Even the world’s most famous brands had humble beginnings. So back when they were struggling to make it in the competitive business world, they came up with these products. Some of them showed a lot of promise. Others will make you wonder how these businesses ever made it off the ground.
Nintendo Card Game, 1889
Nintendo was founded in 1889 by Fusajiro Yamauchi in Kyoto, Japan. But in lieu of a game console, the company sold cards called hanafuda or flower cards and were played by crime gangs in gambling halls in Japan.
Samsung Trading Store, 1938
Lee Byung-chul from South Korea founded Samsung as a grocery trading store in 1938. At the time it only traded noodles and other goods made in and near the city to export to China’s provinces. But it wasn’t until 1969 that Samsung started focusing on electronics like black and white televisions.
Google Search Engine, 1996
Larry Page and Sergey Brin from Menlo Park, California, started exploring the world wide web in March 1996. But the first Google search engine went live in August 1996 using the website from Stanford University and it took up almost half of the university’s bandwidth.
Intel’s Memory Chip, 1969
Gordon Moore and Robert Noyce founded Intel, which in April 1969, sold its first product—a 3101 64-bit SRAM. It consumed over half a watt for 64-bits of memory. But at the time, this was considered the latest technology. Eventually, Intel moved on to making processors.
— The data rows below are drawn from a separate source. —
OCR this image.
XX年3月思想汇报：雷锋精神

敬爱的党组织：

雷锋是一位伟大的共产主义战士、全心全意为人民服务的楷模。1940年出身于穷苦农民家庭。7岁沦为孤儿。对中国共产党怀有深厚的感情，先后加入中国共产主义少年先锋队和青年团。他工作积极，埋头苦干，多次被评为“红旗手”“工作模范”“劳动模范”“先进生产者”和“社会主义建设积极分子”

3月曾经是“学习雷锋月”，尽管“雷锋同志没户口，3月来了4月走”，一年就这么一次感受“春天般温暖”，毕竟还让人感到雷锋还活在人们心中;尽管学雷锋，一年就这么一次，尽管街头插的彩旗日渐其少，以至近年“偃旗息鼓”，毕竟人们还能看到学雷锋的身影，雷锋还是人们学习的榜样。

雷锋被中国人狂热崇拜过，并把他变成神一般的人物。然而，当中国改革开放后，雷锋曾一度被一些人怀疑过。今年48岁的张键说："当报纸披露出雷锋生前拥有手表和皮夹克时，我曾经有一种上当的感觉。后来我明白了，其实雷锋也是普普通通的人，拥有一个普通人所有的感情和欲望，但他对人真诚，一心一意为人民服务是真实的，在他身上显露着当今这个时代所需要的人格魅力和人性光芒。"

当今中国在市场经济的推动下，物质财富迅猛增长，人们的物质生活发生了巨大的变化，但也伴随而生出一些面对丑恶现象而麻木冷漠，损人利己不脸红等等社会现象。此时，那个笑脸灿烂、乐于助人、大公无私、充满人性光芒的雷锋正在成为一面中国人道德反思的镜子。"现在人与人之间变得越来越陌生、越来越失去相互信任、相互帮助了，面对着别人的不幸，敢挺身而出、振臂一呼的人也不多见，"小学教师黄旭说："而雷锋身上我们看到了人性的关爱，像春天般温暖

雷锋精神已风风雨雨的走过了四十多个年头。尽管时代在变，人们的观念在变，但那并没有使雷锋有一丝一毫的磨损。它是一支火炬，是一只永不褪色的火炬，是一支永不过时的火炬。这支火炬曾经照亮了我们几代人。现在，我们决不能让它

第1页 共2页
Amazon’s Online Bookstore, 1994
Amazon was founded by Jeff Bezos in 1994. But it was originally an online bookstore called Cadabra. Eventually, it was changed to the more exotic name—Amazon. He wanted to make it the biggest bookstore in the world, but it ended up being much more than that.
The first Starbucks was founded in Seattle, Washington, on March 31, 1971, by three business partners– Jerry Baldwin, Zev Siegl, Gordon Bowker. But at the time, the shop only sold whole coffee beans. It would be years before they would actually brew coffee.
In 1943, IKEA founder Ingvar Kamprad started the IKEA business as a mail-order business in Sweden. He sold items like watches, pens, picture frames, stockings and jewelry. Eventually, he added furniture. And as they got more popular, Kamprad added more furniture to his IKEA catalog in 1951.
Lego’s Wooden Toys, 1923
Ole Kirk Christiansen from Billund, Denmark, was a carpenter who created LEGO’s after turning wooden scraps into children’s toys. One of the first products was a wooden duck with wheels that quacked. When he made plastic toys in 1947, toy stores weren’t interested. But eventually they became a hit.
Microcomputer Apple I, 1975
In 1975, Steve Wozniak created the microcomputer Apple I to bring to Silicon Valley for a Homebrew Computer Club. Then, another member named Steve Jobs helped sell 50 of these microcomputers for $500 at a computer store. Their profit motivated them to work on the next generation of computers.
Sony’s Rice Cooker, 1946
After World War II, Sony founder Masaru Ibuka from Tokyo, Japan, came up with the first rice cooker made out of a wooden bucket and a couple of aluminum electrodes. The product was never released, but it rests in Shinagawa’s Sony Archives as a vintage gadget.